En rentrant, je suis accueillie par ma mère qui fait du repassage dans le salon.


- Ça a bien été au travail?

- Oui. J’adore ça. Je travaille toute seule, je suis dans ma bulle. Sérieux, c’est la job rêvé.

- Je suis contente que t’aimes ça, me sourit-elle.

Elle était notamment contente quand je lui ai annoncé que j’avais enfin déniché un travail. Elle a été surprise quand je lui ai révélé que je travaillerais chez Edgar Lavoie.

Il est dix heures trente. J’ai le reste de ma journée pour faire ce que je veux. Comme il fait un soleil magnifique, je vais m’installer dehors pour avancer mes devoirs.

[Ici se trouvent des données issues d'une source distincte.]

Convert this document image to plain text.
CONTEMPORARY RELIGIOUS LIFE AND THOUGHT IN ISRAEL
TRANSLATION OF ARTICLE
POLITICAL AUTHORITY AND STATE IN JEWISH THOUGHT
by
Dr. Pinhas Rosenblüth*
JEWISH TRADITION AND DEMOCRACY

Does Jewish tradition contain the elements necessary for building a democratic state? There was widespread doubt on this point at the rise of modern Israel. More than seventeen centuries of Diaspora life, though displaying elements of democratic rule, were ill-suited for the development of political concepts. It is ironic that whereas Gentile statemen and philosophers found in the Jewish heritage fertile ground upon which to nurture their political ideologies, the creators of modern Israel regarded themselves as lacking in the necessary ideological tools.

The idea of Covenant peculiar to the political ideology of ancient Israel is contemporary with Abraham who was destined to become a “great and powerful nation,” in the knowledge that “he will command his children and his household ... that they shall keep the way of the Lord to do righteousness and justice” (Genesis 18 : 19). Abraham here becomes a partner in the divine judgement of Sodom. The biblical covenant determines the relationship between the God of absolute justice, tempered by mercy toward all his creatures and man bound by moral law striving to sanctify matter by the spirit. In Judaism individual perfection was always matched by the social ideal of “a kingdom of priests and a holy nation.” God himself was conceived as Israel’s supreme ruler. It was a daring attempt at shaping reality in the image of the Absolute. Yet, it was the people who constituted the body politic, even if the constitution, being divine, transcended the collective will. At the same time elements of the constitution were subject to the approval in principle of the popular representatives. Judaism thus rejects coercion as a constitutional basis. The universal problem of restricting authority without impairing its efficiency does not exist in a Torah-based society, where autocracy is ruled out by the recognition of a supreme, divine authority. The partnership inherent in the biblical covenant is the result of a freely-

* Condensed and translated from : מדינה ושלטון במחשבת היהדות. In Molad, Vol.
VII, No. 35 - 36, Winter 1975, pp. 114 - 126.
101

Le son d’un texto dérange ma quiétude au soleil. Je sors mon téléphone de ma poche. Rose nous a envoyé un message dans notre conversation à tous les cinq.

Rose
{Regardez le bel amour que j’ai invité comme cavalier}

Elle envoie une photo William et d’elle dans leurs habits pour le bal. Telle une princesse, mon amie porte sa longue robe rouge qu’elle a achetée il y a à peu près un mois. Son copain l’accompagne magnifiquement avec sa chemise de la même couleur que la robe. Flavie répond aussitôt.

Flavie
{Wow! Vous allez ensemble. Vous êtes super beaux}

Rose
{Merci}


Sarah
{C’est vrai, vous êtes magnifiques}

Bordel, le bal m’était complètement sorti de la tête. En conversation solo, j’écris à Flavie en trombe. 


Sarah
{Flavie, j’ai même pas de robe encore!!!}

Flavie
{Hahaha! C’est pas ton genre ces événements-là :p}

Sarah
{Non!}

Flavie
{Je te vois tellement pas en robe de bal XD}

Sarah
{Mon non plus!!!}

Flavie
{Panique pas. Je ne travaille pas aujourd’hui. Si ça te dit, je viens te chercher et on te magasine quelque chose ;)}

Sarah
{Oh oui, tu me sauves la vie! Avoue que tu veux juste me mettre sous le nez
que tu as obtenu ton permis ;)}

Flavie
{T’as tout compris ;)}

Flavie a réussi son examen de conduite et elle en est très heureuse. Aujourd’hui sera la première fois que je monterai dans sa voiture.

* * *


Nous avons passé l’après-midi à faire les boutiques. Habituellement, je déteste magasiner mais je dois admettre que j’ai passé un réel bon moment avec Flavie. Contrairement à elle et à Rose, je n’ai pas eu besoin de me rendre à Montréal pour me choisir une robe de bal. Je savais que j’allais trouver quelque chose de très convenable pour moi en ville. Je me suis achetée une belle robe noire toute simple, courte, avec un aspect vintage très charmant. Pour les souliers, je ne me suis pas cassé la tête. J’ai décidé de faire comme Aurélie Laflamme et d'y aller avec mes Converses. Au grand désarroi de ma mère.